Classifying soft elastic lattices using higher-order homogenization

TL;DR

This paper introduces a homogenization method for periodic elastic lattices, including unstable ones with mechanisms, using second-order asymptotic analysis to classify their effective behaviors.

Contribution

It develops a unified homogenization framework that handles unstable lattices with mechanisms by treating mechanism amplitude as an enrichment variable.

Findings

Effective energy capturing strain-gradient effects

Classification of lattice behaviors based on homogenization

Application to various lattice structures

Abstract

We propose a methodology for the homogenization of periodic elastic lattices that covers the case of unstable lattices, having affine (macroscopic) or periodic (microscopic) mechanisms.

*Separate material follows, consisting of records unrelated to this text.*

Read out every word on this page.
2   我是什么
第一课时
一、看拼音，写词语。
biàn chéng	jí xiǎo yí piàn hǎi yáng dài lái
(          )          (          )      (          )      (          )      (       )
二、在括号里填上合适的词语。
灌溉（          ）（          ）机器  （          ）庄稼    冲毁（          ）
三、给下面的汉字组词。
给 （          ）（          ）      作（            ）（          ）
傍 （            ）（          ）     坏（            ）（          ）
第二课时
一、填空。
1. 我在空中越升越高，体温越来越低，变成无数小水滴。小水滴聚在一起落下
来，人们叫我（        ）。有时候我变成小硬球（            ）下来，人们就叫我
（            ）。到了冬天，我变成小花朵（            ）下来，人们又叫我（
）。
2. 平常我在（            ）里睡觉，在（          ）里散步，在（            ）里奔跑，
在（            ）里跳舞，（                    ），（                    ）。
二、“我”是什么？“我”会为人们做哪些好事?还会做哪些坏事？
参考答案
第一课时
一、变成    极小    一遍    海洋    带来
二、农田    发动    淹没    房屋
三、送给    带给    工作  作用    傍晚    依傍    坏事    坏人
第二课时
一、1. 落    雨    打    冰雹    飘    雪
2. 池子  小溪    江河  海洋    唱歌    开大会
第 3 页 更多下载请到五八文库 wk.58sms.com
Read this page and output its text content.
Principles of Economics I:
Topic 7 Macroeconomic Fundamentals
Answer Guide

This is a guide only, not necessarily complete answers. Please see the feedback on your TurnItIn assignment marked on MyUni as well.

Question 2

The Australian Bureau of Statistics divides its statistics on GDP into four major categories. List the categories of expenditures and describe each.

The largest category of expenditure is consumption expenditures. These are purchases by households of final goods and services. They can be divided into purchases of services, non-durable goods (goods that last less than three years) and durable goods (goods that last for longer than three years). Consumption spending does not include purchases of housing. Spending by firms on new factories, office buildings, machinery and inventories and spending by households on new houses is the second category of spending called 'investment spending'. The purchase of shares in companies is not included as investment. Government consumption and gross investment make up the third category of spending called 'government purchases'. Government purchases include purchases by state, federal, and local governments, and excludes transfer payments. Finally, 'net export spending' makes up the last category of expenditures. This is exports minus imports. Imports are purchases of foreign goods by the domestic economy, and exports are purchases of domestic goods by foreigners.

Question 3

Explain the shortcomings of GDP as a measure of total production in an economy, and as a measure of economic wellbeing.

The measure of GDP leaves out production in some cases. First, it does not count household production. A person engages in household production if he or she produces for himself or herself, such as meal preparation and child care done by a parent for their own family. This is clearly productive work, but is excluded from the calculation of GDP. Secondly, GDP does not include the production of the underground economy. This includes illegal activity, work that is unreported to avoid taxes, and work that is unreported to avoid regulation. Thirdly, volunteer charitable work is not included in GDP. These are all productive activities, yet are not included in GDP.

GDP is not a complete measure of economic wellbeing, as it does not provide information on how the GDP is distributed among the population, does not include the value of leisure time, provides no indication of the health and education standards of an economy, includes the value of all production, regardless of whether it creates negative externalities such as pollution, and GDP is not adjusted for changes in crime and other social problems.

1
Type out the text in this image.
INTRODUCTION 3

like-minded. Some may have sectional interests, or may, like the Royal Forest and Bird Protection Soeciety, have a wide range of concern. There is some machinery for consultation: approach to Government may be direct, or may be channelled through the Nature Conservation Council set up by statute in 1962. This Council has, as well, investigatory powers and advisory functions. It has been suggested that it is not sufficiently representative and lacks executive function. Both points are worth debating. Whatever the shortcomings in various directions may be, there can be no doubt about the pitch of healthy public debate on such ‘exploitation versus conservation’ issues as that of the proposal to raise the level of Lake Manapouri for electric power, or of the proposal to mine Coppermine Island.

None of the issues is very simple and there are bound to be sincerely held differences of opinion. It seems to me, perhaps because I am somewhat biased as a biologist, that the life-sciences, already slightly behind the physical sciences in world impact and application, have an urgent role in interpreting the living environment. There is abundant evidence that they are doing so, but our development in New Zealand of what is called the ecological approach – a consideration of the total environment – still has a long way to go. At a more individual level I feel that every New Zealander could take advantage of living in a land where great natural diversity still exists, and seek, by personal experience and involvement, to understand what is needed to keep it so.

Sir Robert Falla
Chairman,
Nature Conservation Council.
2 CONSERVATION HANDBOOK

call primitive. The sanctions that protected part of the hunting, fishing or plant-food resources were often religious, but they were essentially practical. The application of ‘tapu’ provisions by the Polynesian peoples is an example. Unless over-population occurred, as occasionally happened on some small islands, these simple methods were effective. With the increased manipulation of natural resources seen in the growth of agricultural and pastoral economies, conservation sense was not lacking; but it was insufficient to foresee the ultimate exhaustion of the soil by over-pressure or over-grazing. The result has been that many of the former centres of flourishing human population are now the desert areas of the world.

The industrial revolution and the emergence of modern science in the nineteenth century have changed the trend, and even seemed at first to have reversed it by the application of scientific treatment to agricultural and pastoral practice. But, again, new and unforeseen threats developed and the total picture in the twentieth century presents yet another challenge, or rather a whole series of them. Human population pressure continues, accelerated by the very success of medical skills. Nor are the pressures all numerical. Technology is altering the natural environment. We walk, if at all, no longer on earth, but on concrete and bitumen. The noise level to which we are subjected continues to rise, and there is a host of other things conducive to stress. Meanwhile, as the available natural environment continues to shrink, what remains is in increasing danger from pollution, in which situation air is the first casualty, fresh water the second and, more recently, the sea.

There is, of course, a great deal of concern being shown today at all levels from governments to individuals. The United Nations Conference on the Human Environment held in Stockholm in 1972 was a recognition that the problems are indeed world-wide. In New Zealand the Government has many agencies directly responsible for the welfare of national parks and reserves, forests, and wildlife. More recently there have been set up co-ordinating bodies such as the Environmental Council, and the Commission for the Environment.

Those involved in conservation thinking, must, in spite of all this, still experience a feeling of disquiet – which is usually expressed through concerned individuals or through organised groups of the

The singular cell problems that are encountered when a periodic mechanism is present are naturally solved by treating the amplitude $\theta(X)$ of the mechanism as an enrichment variable. We use asymptotic second-order homogenization to derive an effective energy capturing both the strain-gradient effect $\nabla \varepsilon$ relevant to affine mechanisms, and the $\nabla \theta$ regularization relevant to periodic mechanisms, if any is present. The proposed approach is illustrated with a selection of lattices displaying a variety of effective behaviors. It follows a unified pattern that leads to a classification of these effective behaviors.